In [26]:
import ujson as json
import re
import torch
from tqdm import tqdm
from transformers import AutoTokenizer, AutoModelForCausalLM, pipeline
import random

In [27]:
with open("../data/train-claims.json") as f:
    train = json.load(f)
with open("../data/dev-claims.json") as f:
    dev = json.load(f)
with open("../data/evidence.json") as f:
    evidence = json.load(f)
with open("../data/test-evidence-faiss.json") as f:
    test_faiss = json.load(f)

In [28]:
def build_fewshot_prompt():

    FEWSHOT = """You are a fact verification assistant.
Your task is to choose the correct classification label for a given claim based on the supporting evidence statements.
Possible labels:
- SUPPORTS: All evidence supports the claim as factual.
- REFUTES: All evidence contradicts the claim.
- NOT_ENOUGH_INFO: The evidence is insufficient, irrelevant, or off-topic.
- DISPUTED: Evidence is conflicting or controversial.

Output only the label."""

    label_buckets = {"SUPPORTS": [], "REFUTES": [], "NOT_ENOUGH_INFO": [], "DISPUTED": []}
    for cid, obj in train.items():
        label = obj["claim_label"]
        if label in label_buckets and len(label_buckets[label]) < 3:
            sents = [evidence[eid] for eid in obj["evidences"] if eid in evidence]
            if len(sents) >= 1:
                label_buckets[label].append((obj["claim_text"], sents[:2]))
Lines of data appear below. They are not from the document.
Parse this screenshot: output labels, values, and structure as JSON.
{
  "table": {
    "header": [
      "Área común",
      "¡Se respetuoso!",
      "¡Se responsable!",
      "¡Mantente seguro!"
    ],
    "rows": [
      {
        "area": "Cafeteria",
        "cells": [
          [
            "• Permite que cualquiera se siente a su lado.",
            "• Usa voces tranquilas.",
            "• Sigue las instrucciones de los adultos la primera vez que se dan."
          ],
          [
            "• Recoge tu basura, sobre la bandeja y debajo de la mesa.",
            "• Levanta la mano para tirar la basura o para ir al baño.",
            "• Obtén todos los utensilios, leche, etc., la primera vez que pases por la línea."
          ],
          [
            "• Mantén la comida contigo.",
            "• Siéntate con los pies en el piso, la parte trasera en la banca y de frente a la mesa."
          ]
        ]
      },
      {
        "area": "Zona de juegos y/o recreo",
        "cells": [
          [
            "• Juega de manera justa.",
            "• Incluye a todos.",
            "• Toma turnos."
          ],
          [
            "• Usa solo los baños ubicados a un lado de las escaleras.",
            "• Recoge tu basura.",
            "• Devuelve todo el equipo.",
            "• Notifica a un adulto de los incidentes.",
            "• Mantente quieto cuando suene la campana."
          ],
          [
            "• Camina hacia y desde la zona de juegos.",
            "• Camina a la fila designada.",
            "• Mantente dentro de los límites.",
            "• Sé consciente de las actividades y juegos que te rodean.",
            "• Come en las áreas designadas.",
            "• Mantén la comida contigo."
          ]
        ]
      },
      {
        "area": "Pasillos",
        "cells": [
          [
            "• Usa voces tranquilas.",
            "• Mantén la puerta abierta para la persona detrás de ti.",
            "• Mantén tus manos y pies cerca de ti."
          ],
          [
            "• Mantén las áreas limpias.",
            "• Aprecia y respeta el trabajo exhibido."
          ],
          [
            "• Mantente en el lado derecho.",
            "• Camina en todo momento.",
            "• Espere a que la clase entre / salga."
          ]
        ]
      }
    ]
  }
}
    # Flatten all examples into one string
    for label, examples in label_buckets.items():
        for claim, sents in examples:
            FEWSHOT += f"\n\n### EXAMPLE\nClaim: {claim}\nStatements:"
            for s in sents:
                FEWSHOT += f"\n- \"{s}\""
            FEWSHOT += f"\nClass: {label}"

    return FEWSHOT

In [29]:
def build_fewshot_prompt_cot():
    FEWSHOT = """You are a fact verification assistant.
Your task is to choose the correct classification label for a given claim based on the supporting evidence statements.
Possible labels:
- SUPPORTS: All evidence supports the claim as factual.
- REFUTES: All evidence contradicts the claim.
- NOT_ENOUGH_INFO: The evidence is insufficient, irrelevant, or off-topic.
- DISPUTED: Evidence is conflicting or controversial.

Before making a decision, explain your reasoning based on the statements.
Output the reasoning followed by the label."""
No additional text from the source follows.